20th January, 2019 (last edited: 21st January, 2019)
It's not bad. Totally inoffensive and pleasant smelling. In the same breath it's nothing special. Okay for a present or to wear casually but there are many better options out there even at the reasonable price point.
27th December, 2018
My goodness. I didn't realize I could be so overwhelmed by a cologne.

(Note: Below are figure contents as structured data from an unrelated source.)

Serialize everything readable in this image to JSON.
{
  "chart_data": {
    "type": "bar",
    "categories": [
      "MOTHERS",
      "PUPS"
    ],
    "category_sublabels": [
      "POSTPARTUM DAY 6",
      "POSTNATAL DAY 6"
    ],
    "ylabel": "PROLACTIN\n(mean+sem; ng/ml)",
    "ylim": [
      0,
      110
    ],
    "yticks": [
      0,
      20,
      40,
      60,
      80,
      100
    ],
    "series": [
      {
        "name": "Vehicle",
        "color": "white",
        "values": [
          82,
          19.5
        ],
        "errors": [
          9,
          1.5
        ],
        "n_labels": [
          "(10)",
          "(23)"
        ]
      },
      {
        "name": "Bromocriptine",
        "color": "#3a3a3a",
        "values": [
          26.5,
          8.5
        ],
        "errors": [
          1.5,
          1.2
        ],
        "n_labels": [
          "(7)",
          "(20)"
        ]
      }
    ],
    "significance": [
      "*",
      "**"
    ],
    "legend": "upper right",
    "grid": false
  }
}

True story of my first use: I put on three sprays, hearing stories about its strength-those stories didn't do this justice. My senses were assaulted by an extremely unpleasant combination of grapefruit and pepper, both hyper-synthetic. Going to work, my car was so filled with the smell that I had to keep the window open (in Wisconsin in January) halfway, and stand outside for 15 minutes before entering the workplace in fear of being tar and feathered, then tarred again to hold the scent in. It lasted all day-I washed my neck and arms to get rid of it changed shirts and still into the night: I couldn't sleep because after 14-16 hours, the scent was still working on disrupting my sanity. I had nightmares and a hard time sleeping, I finally had to shower in nearly the middle of the night to get it off.

I didn't realize scents could stick around that long. If you are looking for extreme longevity/sillage, I believe you found the king: me personally, with these notes I'll be likely setting sail from this failed experiment as soon as possible.